JM: In recent years, it has become increasingly apparent that your work ponders the incredible diversity and specialist functions of ‘naturally’ evolved species, in relation to which many of your creatures are no more or less sensational. To what extent is your work a meditation on evolutionary biology and the importance of biodiversity? You are in the process of developing a new body of work, which includes Eulogy created for this exhibition, to which these ideas (and cautions) are particularly pertinent, I believe.
All of the work in this exhibition, from the earliest photographs, through the video works to the most recent sculptures, are in one way or another a meditation on what constitutes “nature”, and what has and continues to impact on that definition. What is our “nature” in the contemporary world of media and biotechnology? How does that nature differ from traditional ecologies? That evolutionary forces form nature goes without saying, but it is important to remember that we are not somehow apart from those evolutionary forces. Speed is the only major difference between when a new species is created as a result of our technology or as a result of some other ecological constraint. We are not separate from nature, it is the world around us, the world of plastic and TV as well as the stuff we set aside in wildlife preserves. We do have the power to push nature in a direction that is, to me anyway, pretty horrible, but it will still be nature.

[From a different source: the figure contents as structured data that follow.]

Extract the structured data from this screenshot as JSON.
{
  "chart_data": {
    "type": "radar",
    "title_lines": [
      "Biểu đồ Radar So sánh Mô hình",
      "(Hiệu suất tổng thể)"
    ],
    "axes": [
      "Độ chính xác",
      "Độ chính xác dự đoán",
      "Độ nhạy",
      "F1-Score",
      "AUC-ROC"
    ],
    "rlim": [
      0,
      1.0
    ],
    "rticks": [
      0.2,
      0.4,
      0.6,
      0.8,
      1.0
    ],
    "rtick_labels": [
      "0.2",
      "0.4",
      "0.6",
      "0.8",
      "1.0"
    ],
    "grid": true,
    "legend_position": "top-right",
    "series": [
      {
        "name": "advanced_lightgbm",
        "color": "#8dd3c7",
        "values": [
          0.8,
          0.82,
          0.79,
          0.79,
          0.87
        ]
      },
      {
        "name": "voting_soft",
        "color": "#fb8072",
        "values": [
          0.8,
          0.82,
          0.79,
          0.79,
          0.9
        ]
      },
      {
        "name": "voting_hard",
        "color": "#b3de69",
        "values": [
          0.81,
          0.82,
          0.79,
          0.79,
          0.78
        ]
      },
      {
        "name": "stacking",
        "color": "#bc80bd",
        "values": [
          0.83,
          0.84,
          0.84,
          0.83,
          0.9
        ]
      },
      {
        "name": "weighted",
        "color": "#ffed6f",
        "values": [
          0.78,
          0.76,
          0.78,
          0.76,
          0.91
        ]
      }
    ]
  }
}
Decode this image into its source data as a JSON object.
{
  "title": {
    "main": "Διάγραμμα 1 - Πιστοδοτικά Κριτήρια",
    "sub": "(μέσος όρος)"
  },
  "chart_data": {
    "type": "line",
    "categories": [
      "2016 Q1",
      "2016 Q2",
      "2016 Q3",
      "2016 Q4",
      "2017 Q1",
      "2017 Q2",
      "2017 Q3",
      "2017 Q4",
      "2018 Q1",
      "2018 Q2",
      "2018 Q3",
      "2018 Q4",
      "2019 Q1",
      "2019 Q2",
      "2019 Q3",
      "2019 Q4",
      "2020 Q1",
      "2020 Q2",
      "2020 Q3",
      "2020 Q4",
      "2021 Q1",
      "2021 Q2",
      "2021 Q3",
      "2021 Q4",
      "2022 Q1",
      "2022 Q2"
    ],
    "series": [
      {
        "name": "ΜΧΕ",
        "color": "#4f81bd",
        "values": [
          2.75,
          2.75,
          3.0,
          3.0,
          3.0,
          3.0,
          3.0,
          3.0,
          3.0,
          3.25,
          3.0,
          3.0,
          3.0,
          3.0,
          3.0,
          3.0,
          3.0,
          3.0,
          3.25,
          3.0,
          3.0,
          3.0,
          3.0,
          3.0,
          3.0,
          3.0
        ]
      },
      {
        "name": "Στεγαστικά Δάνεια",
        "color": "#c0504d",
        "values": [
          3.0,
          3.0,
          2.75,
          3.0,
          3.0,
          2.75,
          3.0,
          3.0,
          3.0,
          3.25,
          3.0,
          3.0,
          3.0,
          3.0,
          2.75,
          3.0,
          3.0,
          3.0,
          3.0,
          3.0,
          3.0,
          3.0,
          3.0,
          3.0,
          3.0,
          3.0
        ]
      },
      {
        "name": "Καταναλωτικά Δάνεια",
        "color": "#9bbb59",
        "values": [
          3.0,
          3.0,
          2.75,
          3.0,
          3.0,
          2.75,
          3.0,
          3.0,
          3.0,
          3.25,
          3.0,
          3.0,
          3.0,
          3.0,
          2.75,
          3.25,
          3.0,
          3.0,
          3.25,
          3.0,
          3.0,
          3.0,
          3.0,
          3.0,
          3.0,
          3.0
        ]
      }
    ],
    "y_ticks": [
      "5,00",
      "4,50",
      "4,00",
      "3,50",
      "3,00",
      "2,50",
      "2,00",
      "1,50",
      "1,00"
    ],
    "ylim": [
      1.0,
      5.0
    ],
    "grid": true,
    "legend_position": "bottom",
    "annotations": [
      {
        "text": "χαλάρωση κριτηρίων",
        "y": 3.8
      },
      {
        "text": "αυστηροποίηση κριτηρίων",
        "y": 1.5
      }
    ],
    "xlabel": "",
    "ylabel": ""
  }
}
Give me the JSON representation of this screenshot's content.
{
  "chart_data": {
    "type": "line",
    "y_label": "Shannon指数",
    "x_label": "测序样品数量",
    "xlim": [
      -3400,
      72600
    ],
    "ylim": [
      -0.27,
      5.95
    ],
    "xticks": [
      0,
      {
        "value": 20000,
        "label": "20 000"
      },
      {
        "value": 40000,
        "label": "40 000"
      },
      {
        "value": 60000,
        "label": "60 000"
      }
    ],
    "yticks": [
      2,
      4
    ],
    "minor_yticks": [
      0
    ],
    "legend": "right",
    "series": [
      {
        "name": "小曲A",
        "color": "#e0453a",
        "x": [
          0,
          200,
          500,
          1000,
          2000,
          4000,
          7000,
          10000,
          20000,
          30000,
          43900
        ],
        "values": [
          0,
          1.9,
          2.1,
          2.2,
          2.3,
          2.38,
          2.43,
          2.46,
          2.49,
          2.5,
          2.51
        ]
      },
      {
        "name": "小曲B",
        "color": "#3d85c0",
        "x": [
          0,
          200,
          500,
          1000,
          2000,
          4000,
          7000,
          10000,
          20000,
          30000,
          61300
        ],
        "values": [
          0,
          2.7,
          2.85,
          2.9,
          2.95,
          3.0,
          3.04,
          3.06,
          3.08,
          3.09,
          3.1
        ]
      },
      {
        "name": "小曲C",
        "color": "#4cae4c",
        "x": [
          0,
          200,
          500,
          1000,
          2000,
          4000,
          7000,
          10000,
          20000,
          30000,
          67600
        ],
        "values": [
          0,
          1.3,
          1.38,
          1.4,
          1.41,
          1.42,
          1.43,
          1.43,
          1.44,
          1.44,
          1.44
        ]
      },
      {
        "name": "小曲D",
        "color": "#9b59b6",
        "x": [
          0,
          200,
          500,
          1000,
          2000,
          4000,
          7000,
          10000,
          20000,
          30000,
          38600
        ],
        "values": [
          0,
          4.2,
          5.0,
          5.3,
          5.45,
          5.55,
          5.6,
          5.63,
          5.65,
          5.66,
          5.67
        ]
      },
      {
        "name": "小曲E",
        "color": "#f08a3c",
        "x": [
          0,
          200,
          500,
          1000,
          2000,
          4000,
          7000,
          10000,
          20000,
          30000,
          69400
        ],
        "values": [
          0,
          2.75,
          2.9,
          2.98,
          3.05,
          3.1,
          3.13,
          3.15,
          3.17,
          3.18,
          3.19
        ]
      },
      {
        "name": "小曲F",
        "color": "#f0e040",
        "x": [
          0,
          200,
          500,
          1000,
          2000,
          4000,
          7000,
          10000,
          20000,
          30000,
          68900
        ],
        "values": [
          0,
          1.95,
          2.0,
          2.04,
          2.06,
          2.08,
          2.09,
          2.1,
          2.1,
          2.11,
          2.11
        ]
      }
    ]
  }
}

This is very much where my own predilections come in. I love the wonder and diversity I see in the natural world, and I would love us to be a part of expanding rather than contracting that. That is pretty idealistic and unrealistic, I guess, but you need to believe in something. Sometimes, it is interesting to sit back and reflect on how weird and amazing the world is, but also how fragile, and to wonder how much we've learned, or how little. That's what this new piece, Eulogy, is about. It's celebratory but at the same time mournful, and it's unusual for me in that I haven't made anything up. Sometimes, you don't need to.